On a couple of occassions (particularly since summer has arrived) I have had a problem with the rolled fondant on larger cakes settling slightly in transport. The vehicle is air-condidtioned and "pre-cooled" prior to transport, but sometimes the bottom of the cake has a small "love handle" look at the base. The cakes are refrigerated overnight prior to adding the fondant. What is causing this? Is my fondant rolled out too thin? Is the crumb coat too thick? Should the cake be room temperature insted of chilled? Is there something else going on? Thanks for input.


----------



## m brown (May 29, 1999)

How thick is your RF?
Are you storing the cake in a box wrapped plastic wrap for cooling and transport? 
Moisture getting to you product will cause sagging as will heat, overly thick fondant and wet cake interior (runny watery BC). 

Tell me what your are doing and we can work through it!


----------



## chefpeon (Jun 14, 2006)

I wouldn't say the fondant is settling......the *cake* is.

When you split and fill your cakes, do you have a soft filling that will settle as it warms up? When I split and fill my cakes, I make sure to press down firmly on the cake so I know it won't settle any more at *any* temperature.

Your cakes aren't mousse cakes where there is a thick layer of mousse, are they?

There is a possibility that the fondant is so thick that it might weigh the cake down somewhat, but I sort of doubt this is the case.


----------



## m brown (May 29, 1999)

On that subject, do you rim the cake with butter cream and then fill the center, coat and chill until firm before enrobing? 
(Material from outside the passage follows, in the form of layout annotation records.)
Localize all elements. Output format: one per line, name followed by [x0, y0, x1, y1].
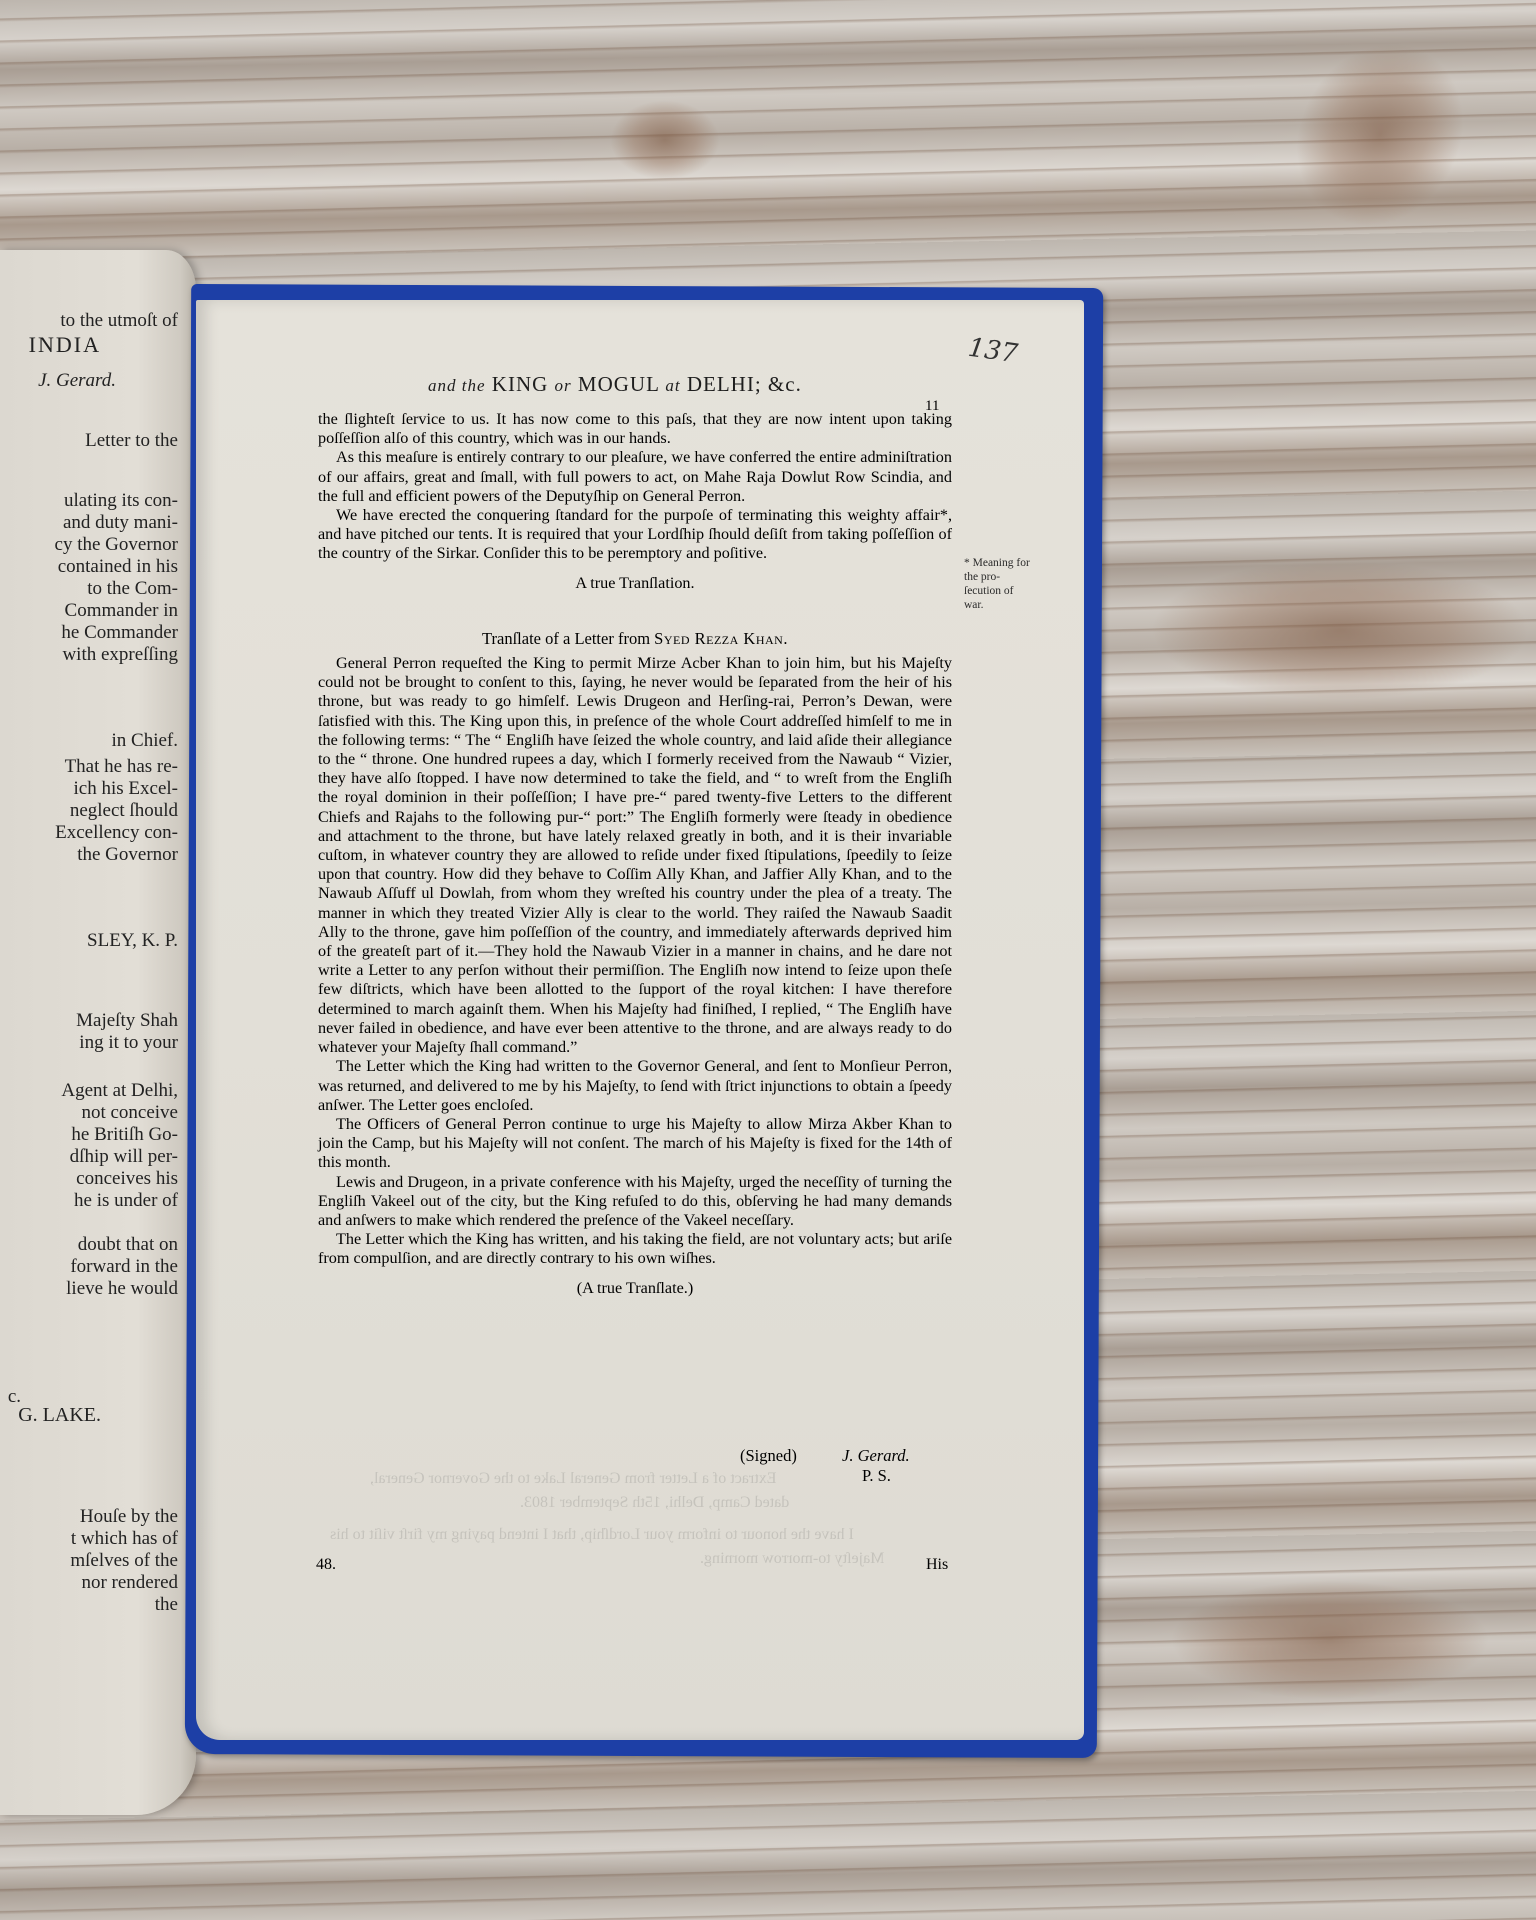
left-page-line: Majeſty Shah: [76, 1010, 178, 1032]
left-page-line: Houſe by the: [80, 1506, 178, 1528]
running-head-delhi: DELHI; &c.: [687, 372, 802, 396]
left-page-line: with expreſſing: [62, 644, 178, 666]
running-head-or: or: [555, 376, 572, 395]
left-page-line: doubt that on: [78, 1234, 178, 1256]
show-through-line: Extract of a Letter from General Lake to…: [370, 1470, 776, 1488]
running-head: and the KING or MOGUL at DELHI; &c.: [428, 372, 802, 397]
margin-footnote: * Meaning for the pro-ſecution of war.: [964, 556, 1034, 612]
paragraph: As this meaſure is entirely contrary to …: [318, 448, 952, 506]
wood-knot: [610, 100, 720, 180]
left-page-line: cy the Governor: [55, 534, 178, 556]
letter-heading: Tranſlate of a Letter from Syed Rezza Kh…: [318, 629, 952, 648]
show-through-line: Majeſty to-morrow morning.: [700, 1550, 884, 1568]
left-page: INDIAto the utmoſt ofJ. Gerard.Letter to…: [0, 250, 196, 1815]
letter-heading-prefix: Tranſlate of a Letter from: [482, 629, 650, 648]
wood-knot: [1150, 560, 1530, 700]
running-head-prefix: and the: [428, 376, 486, 395]
show-through-line: dated Camp, Delhi, 15th September 1803.: [520, 1494, 789, 1512]
paragraph: the ſlighteſt ſervice to us. It has now …: [318, 410, 952, 448]
true-translation-note: A true Tranſlation.: [318, 574, 952, 593]
running-head-mogul: MOGUL: [578, 372, 659, 396]
paragraph: The Officers of General Perron continue …: [318, 1115, 952, 1173]
running-head-at: at: [665, 376, 680, 395]
left-page-line: J. Gerard.: [38, 370, 116, 392]
left-page-line: in Chief.: [112, 730, 179, 752]
left-page-line: Excellency con-: [55, 822, 178, 844]
left-page-line: he Commander: [61, 622, 178, 644]
running-head-king: KING: [492, 372, 549, 396]
paragraph: The Letter which the King has written, a…: [318, 1230, 952, 1268]
true-translate-note: (A true Tranſlate.): [318, 1279, 952, 1298]
left-page-line: G. LAKE.: [18, 1404, 101, 1427]
left-page-line: Letter to the: [85, 430, 178, 452]
left-page-line: nor rendered: [81, 1572, 178, 1594]
left-page-line: the: [155, 1594, 178, 1616]
left-page-line: lieve he would: [66, 1278, 178, 1300]
body-text: the ſlighteſt ſervice to us. It has now …: [318, 410, 952, 1308]
postscript-initials: P. S.: [862, 1466, 891, 1486]
left-page-line: That he has re-: [65, 756, 178, 778]
left-page-line: ing it to your: [79, 1032, 178, 1054]
left-page-line: Commander in: [65, 600, 178, 622]
left-page-line: and duty mani-: [63, 512, 178, 534]
left-page-line: to the utmoſt of: [60, 310, 178, 332]
left-page-line: the Governor: [77, 844, 178, 866]
left-page-line: SLEY, K. P.: [87, 930, 178, 952]
signature: J. Gerard.: [842, 1446, 910, 1466]
left-page-line: conceives his: [76, 1168, 178, 1190]
left-page-line: mſelves of the: [70, 1550, 178, 1572]
left-page-line: dſhip will per-: [70, 1146, 178, 1168]
signature-mark: 48.: [316, 1556, 336, 1574]
left-page-line: to the Com-: [87, 578, 178, 600]
left-page-line: neglect ſhould: [70, 800, 178, 822]
left-page-line: he is under of: [74, 1190, 178, 1212]
left-page-line: Agent at Delhi,: [61, 1080, 178, 1102]
left-page-line: contained in his: [58, 556, 178, 578]
left-page-line: ulating its con-: [64, 490, 178, 512]
catchword: His: [926, 1556, 948, 1574]
paragraph: General Perron requeſted the King to per…: [318, 654, 952, 1057]
paragraph: We have erected the conquering ſtandard …: [318, 506, 952, 564]
wood-knot: [1170, 1580, 1490, 1700]
paragraph: Lewis and Drugeon, in a private conferen…: [318, 1173, 952, 1231]
show-through-line: I have the honour to inform your Lordſhi…: [330, 1526, 854, 1544]
signed-label: (Signed): [740, 1446, 797, 1466]
wood-knot: [1263, 13, 1497, 258]
left-page-line: he Britiſh Go-: [71, 1124, 178, 1146]
paragraph: The Letter which the King had written to…: [318, 1057, 952, 1115]
left-page-line: not conceive: [81, 1102, 178, 1124]
left-page-line: INDIA: [29, 332, 101, 358]
left-page-line: ich his Excel-: [74, 778, 178, 800]
letter-heading-name: Syed Rezza Khan.: [654, 629, 788, 648]
left-page-line: forward in the: [70, 1256, 178, 1278]
left-page-line: t which has of: [71, 1528, 178, 1550]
this could help too. having the butter cream dam to hold up the outside edge of the cake is important.


----------



## qos (Jun 26, 2008)

go to www dot sugaredproductions dot com

Sharon has a terrific DVD that can help with these problems. 

I have had the same problem. I crumb coat the cake now on Thursday and put the full coat on Friday and then the fondant. Everyone tells me that letting it set 18 hours or so before covering helps the cake to settle.


----------